In contrast to the atherogenic cytokines, the production of cytokines that possess predominantly atheroprotective properties was augmented by exercise. In unstimulated blood mononuclear cell cultures, the cytokine most affected was IL-10, followed by TGF-β1. The secretory responses of PHA-stimulated cultures were generally similar, except that IL-4 production was also up-regulated by exercise. These cytokines effectively down-regulate delayed-type hypersensitivity reactions of the type seen in atherosclerotic lesions, primarily by suppressing mononuclear phagocyte and Th1 lymphocyte function.^33- 50,52 They inhibit endothelial cell, monocyte, macrophage, and smooth muscle cell activation by down-regulating the production of IL-1α and TNF-α by mononuclear phagocytes (IL-4, IL-10, and TGF-β1), and IFN-γ production by Th1 lymphocytes (IL-10 and TGF-β). They also reduce IL-1 activity by augmenting the production of IL-1 receptor antagonist.³³ Although TGF-β is thought to be primarily responsible for stimulating collagen and proteoglycan synthesis by vascular smooth muscle cells in atherosclerotic plaques, it inhibits the proliferation and migration of these cells in atherosclerotic lesions⁴⁸ and is thought to function primarily as an atheroprotective cytokine.^44- 50 In this regard, low plasma levels of TGF-β have been documented in patients with ischemic heart disease,⁴⁶ possibly due to its sequestration into an inactive pool by lipoproteins.⁴⁵ It is of note that, in our study, mononuclear cell production of TGF-β1 increased in proportion to time spent doing exercises traditionally considered to be cardioprotective.

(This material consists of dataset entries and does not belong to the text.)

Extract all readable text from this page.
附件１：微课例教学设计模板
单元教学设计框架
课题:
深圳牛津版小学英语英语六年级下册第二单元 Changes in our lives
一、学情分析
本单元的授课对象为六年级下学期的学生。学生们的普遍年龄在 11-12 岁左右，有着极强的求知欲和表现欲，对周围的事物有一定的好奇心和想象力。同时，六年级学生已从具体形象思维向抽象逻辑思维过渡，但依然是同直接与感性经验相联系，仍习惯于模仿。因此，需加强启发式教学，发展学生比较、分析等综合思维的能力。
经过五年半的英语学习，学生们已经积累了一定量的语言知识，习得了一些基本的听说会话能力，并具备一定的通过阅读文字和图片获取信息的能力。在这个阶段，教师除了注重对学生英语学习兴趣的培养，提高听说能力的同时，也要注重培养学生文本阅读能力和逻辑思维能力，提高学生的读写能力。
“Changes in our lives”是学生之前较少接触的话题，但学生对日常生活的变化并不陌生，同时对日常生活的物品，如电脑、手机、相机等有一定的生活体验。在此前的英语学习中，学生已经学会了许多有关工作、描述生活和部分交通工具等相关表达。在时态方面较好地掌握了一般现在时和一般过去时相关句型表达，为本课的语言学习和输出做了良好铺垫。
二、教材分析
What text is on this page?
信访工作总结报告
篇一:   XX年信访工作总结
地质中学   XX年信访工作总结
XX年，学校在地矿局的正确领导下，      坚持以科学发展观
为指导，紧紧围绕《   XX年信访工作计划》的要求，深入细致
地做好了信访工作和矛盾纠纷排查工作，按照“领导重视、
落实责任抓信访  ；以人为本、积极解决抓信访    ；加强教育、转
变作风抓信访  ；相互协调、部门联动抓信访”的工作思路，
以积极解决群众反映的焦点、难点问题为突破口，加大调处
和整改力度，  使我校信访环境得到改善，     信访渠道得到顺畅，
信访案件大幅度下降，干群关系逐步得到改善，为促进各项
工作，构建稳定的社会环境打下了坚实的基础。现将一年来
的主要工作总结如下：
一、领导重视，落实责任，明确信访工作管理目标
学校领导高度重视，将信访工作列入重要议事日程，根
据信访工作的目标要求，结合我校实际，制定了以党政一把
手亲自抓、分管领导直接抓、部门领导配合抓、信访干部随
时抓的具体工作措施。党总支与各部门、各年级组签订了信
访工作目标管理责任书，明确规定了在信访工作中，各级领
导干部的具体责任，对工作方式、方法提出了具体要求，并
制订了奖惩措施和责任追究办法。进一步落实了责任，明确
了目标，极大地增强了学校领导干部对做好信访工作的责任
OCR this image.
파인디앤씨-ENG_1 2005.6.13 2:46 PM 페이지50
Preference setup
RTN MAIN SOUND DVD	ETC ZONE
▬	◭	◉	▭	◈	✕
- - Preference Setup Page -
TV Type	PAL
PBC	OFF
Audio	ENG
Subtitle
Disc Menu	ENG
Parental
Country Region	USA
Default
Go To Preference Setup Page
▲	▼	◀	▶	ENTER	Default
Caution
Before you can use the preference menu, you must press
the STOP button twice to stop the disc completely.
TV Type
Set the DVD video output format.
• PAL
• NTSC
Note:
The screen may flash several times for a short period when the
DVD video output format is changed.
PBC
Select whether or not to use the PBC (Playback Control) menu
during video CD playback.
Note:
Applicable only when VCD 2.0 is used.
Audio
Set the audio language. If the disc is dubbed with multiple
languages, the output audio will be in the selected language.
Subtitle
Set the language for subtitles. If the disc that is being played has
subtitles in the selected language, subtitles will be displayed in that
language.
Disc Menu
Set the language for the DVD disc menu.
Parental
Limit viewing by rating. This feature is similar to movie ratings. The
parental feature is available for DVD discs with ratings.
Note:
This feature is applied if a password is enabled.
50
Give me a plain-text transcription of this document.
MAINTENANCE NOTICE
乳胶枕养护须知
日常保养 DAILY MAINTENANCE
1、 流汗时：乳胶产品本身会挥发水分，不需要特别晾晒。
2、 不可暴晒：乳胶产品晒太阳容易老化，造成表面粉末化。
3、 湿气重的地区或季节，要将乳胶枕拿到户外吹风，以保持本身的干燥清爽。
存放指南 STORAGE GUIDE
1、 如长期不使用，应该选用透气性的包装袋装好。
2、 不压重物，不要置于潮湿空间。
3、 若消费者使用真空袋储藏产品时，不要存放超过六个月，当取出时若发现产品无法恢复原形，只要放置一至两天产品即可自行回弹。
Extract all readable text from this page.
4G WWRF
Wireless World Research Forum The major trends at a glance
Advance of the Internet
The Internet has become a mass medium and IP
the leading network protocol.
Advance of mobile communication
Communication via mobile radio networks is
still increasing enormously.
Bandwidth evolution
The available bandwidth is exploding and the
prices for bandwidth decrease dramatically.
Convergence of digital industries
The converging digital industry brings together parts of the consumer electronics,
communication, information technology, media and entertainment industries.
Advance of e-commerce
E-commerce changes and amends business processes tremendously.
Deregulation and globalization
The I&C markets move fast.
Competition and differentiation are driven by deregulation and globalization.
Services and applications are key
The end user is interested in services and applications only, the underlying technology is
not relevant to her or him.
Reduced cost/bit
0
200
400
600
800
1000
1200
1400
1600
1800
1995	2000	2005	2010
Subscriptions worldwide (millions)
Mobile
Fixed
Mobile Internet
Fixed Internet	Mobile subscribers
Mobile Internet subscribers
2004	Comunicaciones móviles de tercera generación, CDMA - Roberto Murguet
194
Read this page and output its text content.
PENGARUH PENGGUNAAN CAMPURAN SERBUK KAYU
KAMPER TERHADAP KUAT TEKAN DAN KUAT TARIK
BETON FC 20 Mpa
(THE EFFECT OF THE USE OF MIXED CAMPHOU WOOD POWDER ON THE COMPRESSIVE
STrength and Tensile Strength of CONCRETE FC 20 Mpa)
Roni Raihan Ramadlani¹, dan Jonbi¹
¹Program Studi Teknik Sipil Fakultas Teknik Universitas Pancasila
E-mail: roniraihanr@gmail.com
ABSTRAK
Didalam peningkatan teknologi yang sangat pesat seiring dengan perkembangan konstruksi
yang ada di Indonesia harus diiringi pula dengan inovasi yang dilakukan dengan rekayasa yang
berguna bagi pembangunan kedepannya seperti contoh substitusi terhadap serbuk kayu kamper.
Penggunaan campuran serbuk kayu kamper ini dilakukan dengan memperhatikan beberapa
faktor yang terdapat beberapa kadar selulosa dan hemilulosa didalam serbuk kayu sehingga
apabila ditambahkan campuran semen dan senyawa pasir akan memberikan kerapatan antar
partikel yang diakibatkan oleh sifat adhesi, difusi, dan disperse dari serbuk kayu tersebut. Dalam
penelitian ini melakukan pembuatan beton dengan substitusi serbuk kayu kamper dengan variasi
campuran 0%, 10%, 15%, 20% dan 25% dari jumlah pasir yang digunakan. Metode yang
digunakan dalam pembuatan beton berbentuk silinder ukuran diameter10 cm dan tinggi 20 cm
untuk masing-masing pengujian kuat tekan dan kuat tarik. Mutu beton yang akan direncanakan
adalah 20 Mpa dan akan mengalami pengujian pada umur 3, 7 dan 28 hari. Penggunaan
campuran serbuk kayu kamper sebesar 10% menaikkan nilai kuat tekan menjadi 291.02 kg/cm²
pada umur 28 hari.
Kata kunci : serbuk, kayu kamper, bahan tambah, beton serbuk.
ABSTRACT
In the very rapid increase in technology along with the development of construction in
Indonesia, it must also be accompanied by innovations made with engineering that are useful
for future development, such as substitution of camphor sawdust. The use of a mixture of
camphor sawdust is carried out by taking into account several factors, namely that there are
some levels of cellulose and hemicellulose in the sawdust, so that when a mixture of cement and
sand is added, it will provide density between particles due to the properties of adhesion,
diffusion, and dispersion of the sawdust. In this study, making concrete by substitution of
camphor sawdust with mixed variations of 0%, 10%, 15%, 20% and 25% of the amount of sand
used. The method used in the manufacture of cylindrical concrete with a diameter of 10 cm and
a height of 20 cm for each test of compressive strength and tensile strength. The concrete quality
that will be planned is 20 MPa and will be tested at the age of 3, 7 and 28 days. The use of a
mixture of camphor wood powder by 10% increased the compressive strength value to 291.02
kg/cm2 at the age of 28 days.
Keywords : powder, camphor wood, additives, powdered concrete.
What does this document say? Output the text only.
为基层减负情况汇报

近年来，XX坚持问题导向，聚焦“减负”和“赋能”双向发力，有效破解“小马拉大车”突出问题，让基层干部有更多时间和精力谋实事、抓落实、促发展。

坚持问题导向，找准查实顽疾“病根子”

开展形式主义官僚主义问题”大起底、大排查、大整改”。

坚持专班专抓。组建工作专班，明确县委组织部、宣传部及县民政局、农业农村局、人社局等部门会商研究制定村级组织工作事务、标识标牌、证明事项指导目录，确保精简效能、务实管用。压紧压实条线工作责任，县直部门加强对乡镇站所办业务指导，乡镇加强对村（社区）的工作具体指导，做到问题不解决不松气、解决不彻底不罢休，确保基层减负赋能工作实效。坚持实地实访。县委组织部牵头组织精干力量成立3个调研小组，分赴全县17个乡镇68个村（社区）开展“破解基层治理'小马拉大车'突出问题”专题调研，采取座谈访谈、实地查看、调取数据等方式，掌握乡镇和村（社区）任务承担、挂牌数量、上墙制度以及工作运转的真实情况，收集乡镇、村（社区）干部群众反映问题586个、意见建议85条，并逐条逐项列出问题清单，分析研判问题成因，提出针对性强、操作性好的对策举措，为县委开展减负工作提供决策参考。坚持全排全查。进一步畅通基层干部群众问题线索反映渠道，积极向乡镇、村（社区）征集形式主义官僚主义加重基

It is probable that the changes in blood mononuclear cell function among the subjects after undergoing the exercise program resulted, at least in part, from an augmented suppression of TNF-α and IFN-γ production by the atheroprotective cytokines. Furthermore, because blood leukocytes are thought to provide the main source of immune cells in atherosclerosis, similar functional changes may have occurred in mononuclear cells present in atherosclerotic lesions.²¹ This possibility is supported indirectly by the decrease in serum levels of CRP in our subjects after the exercise program. It remains uncertain, however, what initiated these changes. Since herpes viruses and chlamydia have been isolated from atherosclerotic plaques,^25- 27 it is possible that physical activity stimulated the immune system to eradicate these agents. Alternatively, it may be that exercise reduced levels of oxidized LDL or HSP 60 in fatty streaks and atherosclerotic plaques in our subjects. Both of these molecules have been postulated to be the target of an autoimmune attack in atherosclerosis and are capable of independently activating endothelial cells.^19,23,28 Whatever the explanation, our finding that moderate long-term exercise reduces blood mononuclear cell production of cytokines with predominantly atherogenic properties, while simultaneously increasing their production of cytokines with predominantly atheroprotective properties, provides an insight as to how physical activity helps protect against CVD.